F.Ask the patient about smoking history. If the patient smokes, ask how many packs per day.

Physical Examination

A.Inspect:

1.Examine skin for lesions.

2.Note surface, size, shape, border, color, and diameter of lesion.

3.Examine scalp and ears for lesions.

Diagnostic Tests

A.Biopsy suspicious lesions.

Differential Diagnoses

A.Actinic keratosis.

B.BCC.

C.SCC.

D.Malignant melanoma.

E.Solar lentigo.

F.Seborrheic keratosis.

G.Common nevus.

H.Leukoplakia.

Plan

A.General interventions:

1.Monitor progress/change of lesions detected.
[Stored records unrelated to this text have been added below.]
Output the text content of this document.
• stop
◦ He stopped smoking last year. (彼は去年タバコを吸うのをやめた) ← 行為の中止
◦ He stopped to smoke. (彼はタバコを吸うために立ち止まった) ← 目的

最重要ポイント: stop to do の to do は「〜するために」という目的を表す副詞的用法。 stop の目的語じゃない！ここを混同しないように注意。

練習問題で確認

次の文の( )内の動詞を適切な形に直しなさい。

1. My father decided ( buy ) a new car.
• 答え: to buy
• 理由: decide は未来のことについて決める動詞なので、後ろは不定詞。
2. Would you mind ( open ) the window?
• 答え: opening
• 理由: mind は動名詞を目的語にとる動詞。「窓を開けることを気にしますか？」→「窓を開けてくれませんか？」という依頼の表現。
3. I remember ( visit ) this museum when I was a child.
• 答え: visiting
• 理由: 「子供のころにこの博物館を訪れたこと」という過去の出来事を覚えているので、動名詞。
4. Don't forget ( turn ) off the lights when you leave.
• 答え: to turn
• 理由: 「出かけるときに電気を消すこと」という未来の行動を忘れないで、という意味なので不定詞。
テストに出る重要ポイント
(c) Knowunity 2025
2.Biopsy any suspicious lesions. Excise lesion with narrow margins, making sure to include all margins. If biopsy results of specimen are inadequate for accurate histologic diagnosis or staging, repeat biopsy. Include all clinical history information on the pathology report with the specimen when sending to pathology.

B. See Section III: Patient Teaching Guide Skin Care Assessment.

1.Educate patients regarding the importance of early identification of lesions and monthly assessment of skin. The U.S. Preventive Services Task Force (USPSTF) recommends counseling adolescents and young adults less than 24 years of age regarding reducing the amount of UV radiation exposure, especially between the hours of 10 a.m. and 3 p.m. In adults older than 24 years of age, the USPSTF did not find sufficient evidence to determine the effects of counseling these patients regarding the use of sun protection.

2.Instruct patients on monthly skin evaluation. Teach the ABCD method of exam for changes in lesions: Asymmetry, Border, Color, and Diameter. A body map may be used to mark skin changes and monitor progress. Mark the site of the lesion on the body map, including measurements and date found. A body map may be found at www.skincancer.org/skin-cancer-information/early-detection/body-map.

C.Pharmaceutical therapy: None indicated.

Follow-Up

A.When a diagnosis is made, follow up according to diagnosis. Differentiate between benign skin

lesions and malignant melanoma. Follow-up/treatment depends on diagnosis (nonsurgical versus surgical removal for diagnosis). Surgical removal recommended for recurrent and suspicious lesions.

Consultation/Referral

A.Refer all patients to the dermatologist if skin cancer is suspected.

Individual Considerations

A.Geriatrics:

1.The elderly is at higher risk for skin cancer because of their decreased immune system as they age, as well as their cumulative chronic disease risk factors. Educate these patients regarding their risk factors and teach them how to assess the skin for lesions. Encourage frequent skin assessment and early diagnosis for improved outcomes.